ボルテスⅤ(ファイブ)とフィリピン大統領選挙と

きのうの東京新聞「視点 私はこう見る」を読んだらなつかしいアニメと主題歌が出てきた。
「たとえ嵐が吹こうともたとえ大波荒れるとも~」
私が子供の頃に土曜の夕方になると
よく見ていたテレビアニメ
「ボルテスⅤ(ファイブ)」だった。
5つのメカが合体して超電磁マシンロボットになって地球を破壊する悪と闘うストーリーだが
小野木昌弘論説委員によると
なんと日本で放映された同じ時期の
1978年にフィリピンでも放送されて
最高視聴率は38%もとったそうだ。
しかし翌79年の最終回直前に
放送が打ち切られた。
当時のマルコス大統領が
その内容に革命を連想させるからだということで。
それから7年後の86年に
市民の力による革命でマルコスは失脚。アキノ大統領誕生で
独裁国家だったフィリピンで民主化が進み、ボルテスⅤも最終回まで放映された。
「革命が起きたから放送された。」
「いや、放送するために革命が起きたんだ。」というジョークも広まったほどの人気で
さらに今年フィリピン制作で
実写版がリメークされ同国内で
放送されるというから
これは凄いことだ。
そしてフィリピンは今年大統領選挙で
なんとマスコミでも注目した
元プロボクサーのパッキャオ氏の他に
元大統領の長男フェルディナンド・マルコス上院議員も出馬を表明し
昨年秋の意識調査では
なんとマルコス氏がリードしている。
つまり、フィリピンは民主化よりも
強権主義的な政治を求める空気が
支配しているが
ボルテスⅤの人気は衰えない。
こんな皮肉はないということで
「マルコス時代は戒厳令(何度も出し続けた)ゆえに治安が良かった。」
という中高年の昔を懐かしむ声があるが、マルコス家には圧政や不正蓄財という印象しかないという悪印象しかないと意見もある。
果たしてどのような結果になるのかは
わからないが、争点ははっきりしている。

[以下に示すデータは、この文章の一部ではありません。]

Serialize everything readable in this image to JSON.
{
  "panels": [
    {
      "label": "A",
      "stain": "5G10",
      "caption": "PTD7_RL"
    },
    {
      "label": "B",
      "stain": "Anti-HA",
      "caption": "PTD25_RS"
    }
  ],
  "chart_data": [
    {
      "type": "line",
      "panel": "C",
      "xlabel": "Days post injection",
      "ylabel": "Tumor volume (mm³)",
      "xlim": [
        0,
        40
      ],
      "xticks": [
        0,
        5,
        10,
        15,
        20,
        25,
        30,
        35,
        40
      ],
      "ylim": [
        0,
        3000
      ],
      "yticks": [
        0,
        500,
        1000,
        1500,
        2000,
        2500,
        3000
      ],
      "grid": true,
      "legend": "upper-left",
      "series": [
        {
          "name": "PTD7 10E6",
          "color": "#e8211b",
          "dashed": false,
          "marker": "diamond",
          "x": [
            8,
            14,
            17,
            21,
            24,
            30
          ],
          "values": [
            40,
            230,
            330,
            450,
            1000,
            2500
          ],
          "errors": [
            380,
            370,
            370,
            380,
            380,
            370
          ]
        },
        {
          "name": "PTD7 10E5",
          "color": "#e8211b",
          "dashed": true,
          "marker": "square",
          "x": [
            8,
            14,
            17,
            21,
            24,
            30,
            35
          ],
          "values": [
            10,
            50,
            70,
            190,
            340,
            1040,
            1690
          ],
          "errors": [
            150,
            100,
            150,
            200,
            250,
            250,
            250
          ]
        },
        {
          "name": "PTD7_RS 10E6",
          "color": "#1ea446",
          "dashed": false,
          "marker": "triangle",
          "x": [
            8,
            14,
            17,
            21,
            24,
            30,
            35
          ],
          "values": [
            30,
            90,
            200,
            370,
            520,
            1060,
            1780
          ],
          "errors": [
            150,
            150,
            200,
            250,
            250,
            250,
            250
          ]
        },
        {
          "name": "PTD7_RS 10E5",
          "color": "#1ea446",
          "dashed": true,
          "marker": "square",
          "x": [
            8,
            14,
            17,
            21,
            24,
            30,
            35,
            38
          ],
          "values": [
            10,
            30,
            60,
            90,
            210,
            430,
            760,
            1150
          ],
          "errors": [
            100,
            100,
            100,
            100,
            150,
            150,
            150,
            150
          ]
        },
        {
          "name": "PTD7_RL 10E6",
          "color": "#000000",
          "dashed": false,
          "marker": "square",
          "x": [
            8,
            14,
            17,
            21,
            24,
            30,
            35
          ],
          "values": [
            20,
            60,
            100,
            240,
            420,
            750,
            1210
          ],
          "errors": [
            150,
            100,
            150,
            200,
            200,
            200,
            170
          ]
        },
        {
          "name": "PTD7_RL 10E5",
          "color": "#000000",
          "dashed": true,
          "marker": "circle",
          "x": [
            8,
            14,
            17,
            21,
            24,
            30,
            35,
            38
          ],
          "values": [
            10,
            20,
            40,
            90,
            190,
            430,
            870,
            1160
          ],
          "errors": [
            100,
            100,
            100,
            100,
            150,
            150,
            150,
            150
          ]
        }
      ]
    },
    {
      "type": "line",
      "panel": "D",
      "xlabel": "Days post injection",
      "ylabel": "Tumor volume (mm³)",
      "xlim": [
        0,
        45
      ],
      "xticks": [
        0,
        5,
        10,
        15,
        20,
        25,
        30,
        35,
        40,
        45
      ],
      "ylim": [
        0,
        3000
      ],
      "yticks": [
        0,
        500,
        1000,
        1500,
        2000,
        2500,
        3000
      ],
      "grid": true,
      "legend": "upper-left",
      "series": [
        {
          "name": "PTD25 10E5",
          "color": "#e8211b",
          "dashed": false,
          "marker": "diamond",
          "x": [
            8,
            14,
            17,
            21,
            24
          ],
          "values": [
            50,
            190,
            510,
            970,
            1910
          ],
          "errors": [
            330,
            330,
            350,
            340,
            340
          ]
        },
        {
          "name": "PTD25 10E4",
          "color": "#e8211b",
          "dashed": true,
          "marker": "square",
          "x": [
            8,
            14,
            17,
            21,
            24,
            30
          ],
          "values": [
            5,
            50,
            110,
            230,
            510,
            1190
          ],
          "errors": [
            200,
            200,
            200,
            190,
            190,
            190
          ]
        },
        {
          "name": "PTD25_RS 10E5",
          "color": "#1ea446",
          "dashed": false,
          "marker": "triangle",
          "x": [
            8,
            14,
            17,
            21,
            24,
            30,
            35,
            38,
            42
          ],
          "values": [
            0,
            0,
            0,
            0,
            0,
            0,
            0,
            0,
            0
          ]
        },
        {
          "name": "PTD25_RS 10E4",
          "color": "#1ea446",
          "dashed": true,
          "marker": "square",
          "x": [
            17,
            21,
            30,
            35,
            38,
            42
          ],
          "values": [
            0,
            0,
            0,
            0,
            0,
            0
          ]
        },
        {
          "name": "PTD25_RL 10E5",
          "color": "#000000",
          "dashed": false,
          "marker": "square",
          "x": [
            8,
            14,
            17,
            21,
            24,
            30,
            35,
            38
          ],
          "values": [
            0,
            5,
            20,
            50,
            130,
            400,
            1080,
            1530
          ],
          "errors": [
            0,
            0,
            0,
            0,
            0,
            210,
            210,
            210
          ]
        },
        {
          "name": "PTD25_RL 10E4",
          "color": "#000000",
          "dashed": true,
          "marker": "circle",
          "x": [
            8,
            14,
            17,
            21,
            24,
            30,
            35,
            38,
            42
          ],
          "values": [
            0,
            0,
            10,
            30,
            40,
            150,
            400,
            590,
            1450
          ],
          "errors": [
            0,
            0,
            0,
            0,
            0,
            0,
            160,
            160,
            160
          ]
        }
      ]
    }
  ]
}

あとは革命前にやっていた
大統領選挙のような混乱がないことに
ならないでほしい。
それにしても、超合金まで買ってもらったあのアニメが海を越えて
フィリピンまで大ヒットを飛ばしたとは感慨深い。
「地球の夜明けはもう近い~」で
主題歌は終わる。
この国にも夜明けがいつになるか、
まだ見えない。
でも、あきらめてはいけないのだ。